The new material reveals another tooth morphology present in the Bauru Group, just only verified for Roxochampsa paulistanus and the thalattosuchians teleosaurids: Machimosaurus hugii and M. rex, in which the tooth crown exhibits the main carinae and additionally secondary ones (high relief apicobasal ridges) crenulated by pseudo-denticles. However, the morphological tooth similarities among itasuchids with some neosuchians as goniopholids and some teleosaurids, it reveals a pattern of dental convergence within Mesoeucrocodylia, that lacks a phylogenetic signal.

In our cladistic analysis Roxochampsa paulistanus was recovered in the node Itasuchidae, being closed related to Caririsuchus, Itasuchus, and Pepesuchus.
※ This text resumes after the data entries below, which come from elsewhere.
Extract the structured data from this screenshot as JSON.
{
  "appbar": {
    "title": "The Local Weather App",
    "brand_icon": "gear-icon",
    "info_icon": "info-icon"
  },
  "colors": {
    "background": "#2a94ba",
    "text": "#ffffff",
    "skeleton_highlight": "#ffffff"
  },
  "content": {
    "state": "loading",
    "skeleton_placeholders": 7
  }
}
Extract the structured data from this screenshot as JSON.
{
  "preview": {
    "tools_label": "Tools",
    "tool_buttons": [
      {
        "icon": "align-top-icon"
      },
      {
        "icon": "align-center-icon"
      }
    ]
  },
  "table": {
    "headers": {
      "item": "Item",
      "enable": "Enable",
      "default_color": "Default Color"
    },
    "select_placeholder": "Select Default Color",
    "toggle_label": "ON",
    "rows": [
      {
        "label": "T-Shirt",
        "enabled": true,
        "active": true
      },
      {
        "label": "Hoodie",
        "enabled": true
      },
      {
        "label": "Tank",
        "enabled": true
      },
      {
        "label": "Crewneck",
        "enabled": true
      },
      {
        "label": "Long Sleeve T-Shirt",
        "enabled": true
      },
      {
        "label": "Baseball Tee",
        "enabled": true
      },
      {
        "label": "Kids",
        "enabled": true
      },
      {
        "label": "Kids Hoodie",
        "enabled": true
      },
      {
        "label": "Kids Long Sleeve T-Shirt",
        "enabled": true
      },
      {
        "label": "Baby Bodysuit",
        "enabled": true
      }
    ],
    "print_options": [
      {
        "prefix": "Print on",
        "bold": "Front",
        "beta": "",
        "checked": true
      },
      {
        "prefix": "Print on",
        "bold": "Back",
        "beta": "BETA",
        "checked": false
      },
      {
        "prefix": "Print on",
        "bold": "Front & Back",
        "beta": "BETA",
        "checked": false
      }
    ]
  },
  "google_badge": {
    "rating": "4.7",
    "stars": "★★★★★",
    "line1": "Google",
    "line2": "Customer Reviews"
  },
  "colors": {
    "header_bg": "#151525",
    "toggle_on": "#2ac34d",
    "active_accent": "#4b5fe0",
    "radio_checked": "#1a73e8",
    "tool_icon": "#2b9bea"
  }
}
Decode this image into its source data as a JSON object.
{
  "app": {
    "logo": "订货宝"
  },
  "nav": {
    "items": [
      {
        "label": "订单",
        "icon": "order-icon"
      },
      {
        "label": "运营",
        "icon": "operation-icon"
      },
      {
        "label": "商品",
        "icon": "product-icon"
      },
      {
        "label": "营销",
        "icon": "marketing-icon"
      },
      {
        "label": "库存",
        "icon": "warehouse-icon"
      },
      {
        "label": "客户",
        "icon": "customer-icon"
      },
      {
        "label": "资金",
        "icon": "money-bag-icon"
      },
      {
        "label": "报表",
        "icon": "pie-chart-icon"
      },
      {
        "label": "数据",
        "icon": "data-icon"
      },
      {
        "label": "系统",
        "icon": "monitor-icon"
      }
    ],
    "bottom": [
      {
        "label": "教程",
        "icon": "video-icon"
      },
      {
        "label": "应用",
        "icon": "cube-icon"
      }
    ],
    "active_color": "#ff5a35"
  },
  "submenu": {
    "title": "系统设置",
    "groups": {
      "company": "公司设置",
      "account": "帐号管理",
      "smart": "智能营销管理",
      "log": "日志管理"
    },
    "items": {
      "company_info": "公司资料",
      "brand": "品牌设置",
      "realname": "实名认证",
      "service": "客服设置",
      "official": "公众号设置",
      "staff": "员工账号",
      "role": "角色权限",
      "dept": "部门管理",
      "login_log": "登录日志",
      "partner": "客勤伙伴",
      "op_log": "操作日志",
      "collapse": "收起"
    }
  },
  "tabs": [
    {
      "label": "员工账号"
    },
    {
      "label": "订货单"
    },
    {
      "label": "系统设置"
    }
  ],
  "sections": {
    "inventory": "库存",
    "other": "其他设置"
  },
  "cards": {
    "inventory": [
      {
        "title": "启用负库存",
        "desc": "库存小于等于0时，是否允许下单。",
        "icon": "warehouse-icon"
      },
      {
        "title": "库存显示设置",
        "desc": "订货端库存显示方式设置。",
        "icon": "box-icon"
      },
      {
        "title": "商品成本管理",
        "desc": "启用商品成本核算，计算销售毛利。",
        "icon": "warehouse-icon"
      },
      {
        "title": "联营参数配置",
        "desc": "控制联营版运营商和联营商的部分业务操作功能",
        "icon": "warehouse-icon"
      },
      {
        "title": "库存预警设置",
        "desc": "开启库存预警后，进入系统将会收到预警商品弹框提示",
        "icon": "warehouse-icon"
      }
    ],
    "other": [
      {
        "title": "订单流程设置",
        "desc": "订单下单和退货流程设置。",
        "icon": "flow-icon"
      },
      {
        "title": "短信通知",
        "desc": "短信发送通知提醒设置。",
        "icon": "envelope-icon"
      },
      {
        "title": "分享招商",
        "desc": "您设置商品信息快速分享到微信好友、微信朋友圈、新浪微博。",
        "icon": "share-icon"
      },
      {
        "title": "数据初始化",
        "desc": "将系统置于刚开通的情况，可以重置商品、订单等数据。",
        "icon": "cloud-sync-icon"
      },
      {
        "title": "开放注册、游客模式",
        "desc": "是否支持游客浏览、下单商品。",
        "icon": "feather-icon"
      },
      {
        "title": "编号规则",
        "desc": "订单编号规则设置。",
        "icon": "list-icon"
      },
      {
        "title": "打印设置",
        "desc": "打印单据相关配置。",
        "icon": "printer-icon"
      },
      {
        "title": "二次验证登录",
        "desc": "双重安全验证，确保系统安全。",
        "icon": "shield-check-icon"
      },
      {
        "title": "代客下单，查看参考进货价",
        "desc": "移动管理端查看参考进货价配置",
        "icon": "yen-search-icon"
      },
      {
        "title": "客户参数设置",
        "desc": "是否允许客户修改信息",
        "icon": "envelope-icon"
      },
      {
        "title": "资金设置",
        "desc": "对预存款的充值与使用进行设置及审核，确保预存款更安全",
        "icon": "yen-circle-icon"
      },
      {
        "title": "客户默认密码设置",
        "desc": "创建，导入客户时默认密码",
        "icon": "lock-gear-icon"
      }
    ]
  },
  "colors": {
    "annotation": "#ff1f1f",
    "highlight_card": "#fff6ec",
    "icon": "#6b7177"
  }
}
This clade is nested within Sebecia, which is here founded to be the major sister group to Notosuchia, both composing a more inclusive clade Ziphosuchia. Thus, the neocretacic mesoeucrocodylian fauna for South America was formed by terrestrialized and continental semi-aquatic forms from two distinct clades: notosuchians, well-adapted for terrestrial niches (e.g. Uruguaysuchidae, Sphagesauridae, Baurusuchidae), and sebecians as more generic forms that included numerous reversions to an semiaquatic lifestyle (e.g. itasuchids, Stolokrosuchus, Mahajangasuchus and Lorosuchus). In accordance with previous works, we found many homoplastic characters for Crocodyliformes, which could imply a mosaic evolutionary pattern, heavily influenced by the ancestral crocodyliform bauplan.